Medicina Generale | Redazione DottNet | 24/07/2014 19:43

L’elaborazione del Patto per la salute è durata tre anni. «Se le Regioni avessero accettato prima di assumere impegni nei confronti del Governo, mettendo in atto gli interventi necessari mirati alla sostenibilità e in particolare alla riorganizzazione territoriale, la disponibilità di risorse per il Ssn oggi sarebbe stata ancora superiore all’attuale».

È quanto sostiene Giacomo Milillo, segretario nazionale Fimmg che proietta la sua visione: «Anche il nuovo Acn sarebbe forse già firmato. Anche la revisione del titolo V avrebbe forse potuto recuperare maggiori autonomie alle Regioni». Per Milillo la politica espressa dalla Conferenza delle Regioni in questi ultimi anni è stata infatti «assolutamente incomprensibile e arrogante».

Per Angelo Testa, presidente nazionale Snami, il Patto è solo una raccolta di slogan e buoni propositi. La questione centrale sollevata dal sindacato nazionale autonomo dei medici è «come si produce il risparmio in sanità e come eventualmente lo si stabilizza in essa perché possa essere reinvestito». «Nel territorio spariranno associazioni – continua – reti e gruppi per essere sostituiti ex novo da Aft e Uccp secondo i dettami della Balduzzi. Ci si comporterebbe così in una “famiglia normale”, se le forme associative attuali non funzionassero, il che non è vero, e se come contraltare le Aft e Uccp funzionassero invece benissimo perché lo hanno dimostrato nella loro fase sperimentale, graduale e con i correttivi in corso d’opera. Ma questo non è vero perché esistono solamente abbozzate nelle teste di chi le vuole e quindi sono virtuali e impalpabili».

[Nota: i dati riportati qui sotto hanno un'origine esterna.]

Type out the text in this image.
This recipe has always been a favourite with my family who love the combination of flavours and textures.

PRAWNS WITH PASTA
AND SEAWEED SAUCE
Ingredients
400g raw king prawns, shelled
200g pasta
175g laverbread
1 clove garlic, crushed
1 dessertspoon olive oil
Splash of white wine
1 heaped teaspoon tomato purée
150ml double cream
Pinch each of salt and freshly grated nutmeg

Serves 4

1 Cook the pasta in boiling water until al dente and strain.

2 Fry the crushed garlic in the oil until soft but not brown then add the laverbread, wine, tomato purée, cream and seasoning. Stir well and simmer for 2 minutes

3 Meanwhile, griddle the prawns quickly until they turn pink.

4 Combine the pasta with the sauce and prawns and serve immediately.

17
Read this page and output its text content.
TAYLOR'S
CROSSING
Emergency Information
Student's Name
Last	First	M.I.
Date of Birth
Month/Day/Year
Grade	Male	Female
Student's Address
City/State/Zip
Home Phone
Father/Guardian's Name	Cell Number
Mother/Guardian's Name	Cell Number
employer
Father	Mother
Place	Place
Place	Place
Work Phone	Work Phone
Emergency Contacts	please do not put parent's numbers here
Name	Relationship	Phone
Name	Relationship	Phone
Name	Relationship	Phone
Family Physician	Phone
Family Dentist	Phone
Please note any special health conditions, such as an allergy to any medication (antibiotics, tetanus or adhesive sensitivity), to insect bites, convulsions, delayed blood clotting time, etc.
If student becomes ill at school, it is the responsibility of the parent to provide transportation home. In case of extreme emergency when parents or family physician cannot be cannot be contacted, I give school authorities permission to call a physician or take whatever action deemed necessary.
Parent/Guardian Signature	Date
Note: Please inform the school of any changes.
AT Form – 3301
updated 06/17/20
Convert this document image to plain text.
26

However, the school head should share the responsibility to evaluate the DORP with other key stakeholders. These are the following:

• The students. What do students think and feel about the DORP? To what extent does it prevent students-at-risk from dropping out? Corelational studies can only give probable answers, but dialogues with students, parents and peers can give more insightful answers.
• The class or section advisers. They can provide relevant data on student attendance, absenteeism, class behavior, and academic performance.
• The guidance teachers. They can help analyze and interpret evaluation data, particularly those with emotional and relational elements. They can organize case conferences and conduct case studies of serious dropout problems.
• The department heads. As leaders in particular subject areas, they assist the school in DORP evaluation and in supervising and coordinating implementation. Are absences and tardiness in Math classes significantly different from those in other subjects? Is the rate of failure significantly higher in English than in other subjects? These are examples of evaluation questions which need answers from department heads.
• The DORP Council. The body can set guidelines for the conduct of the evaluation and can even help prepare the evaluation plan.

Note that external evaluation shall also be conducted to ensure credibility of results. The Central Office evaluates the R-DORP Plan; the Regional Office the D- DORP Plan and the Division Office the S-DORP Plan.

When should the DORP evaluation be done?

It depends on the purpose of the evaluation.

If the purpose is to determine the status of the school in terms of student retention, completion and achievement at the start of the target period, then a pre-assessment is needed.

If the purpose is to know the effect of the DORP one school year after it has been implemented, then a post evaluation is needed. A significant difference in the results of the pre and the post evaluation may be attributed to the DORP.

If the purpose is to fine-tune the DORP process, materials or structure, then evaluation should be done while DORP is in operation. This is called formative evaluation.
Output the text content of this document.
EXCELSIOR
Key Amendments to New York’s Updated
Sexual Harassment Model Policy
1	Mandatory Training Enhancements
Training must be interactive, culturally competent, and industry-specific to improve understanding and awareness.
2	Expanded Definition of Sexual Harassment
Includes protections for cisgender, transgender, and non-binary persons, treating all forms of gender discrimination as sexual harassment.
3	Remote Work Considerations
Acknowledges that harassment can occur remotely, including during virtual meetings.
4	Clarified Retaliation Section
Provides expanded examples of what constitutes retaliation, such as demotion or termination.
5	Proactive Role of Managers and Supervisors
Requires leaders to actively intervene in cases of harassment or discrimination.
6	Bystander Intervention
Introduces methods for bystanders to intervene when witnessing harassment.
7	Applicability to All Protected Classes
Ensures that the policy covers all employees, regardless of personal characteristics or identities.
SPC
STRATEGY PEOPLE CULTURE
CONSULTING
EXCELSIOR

Positivo il commento della Fimp: secondo il presidente nazionale Giampietro Chiamenti, l’accordo tra il ministro Lorenzin e Regioni sul Patto per la salute «allontana la conflittualità all’interno del Ssn e avvicina l’avvio concreto delle trattative per il rinnovo degli Accordi nazionali del comparto delle cure primarie fino a ora svoltisi in un contesto pre-negoziale». Per pediatria di famiglia, tuttavia, l’intesa lascia irrisolte alcune questioni di fondo: dal riordino dell’assistenza pediatrica territoriale a una maggior attenzione alla salvaguardia delle specificità del modello di prevenzione e assistenza dedicato al bambino e all’adolescente.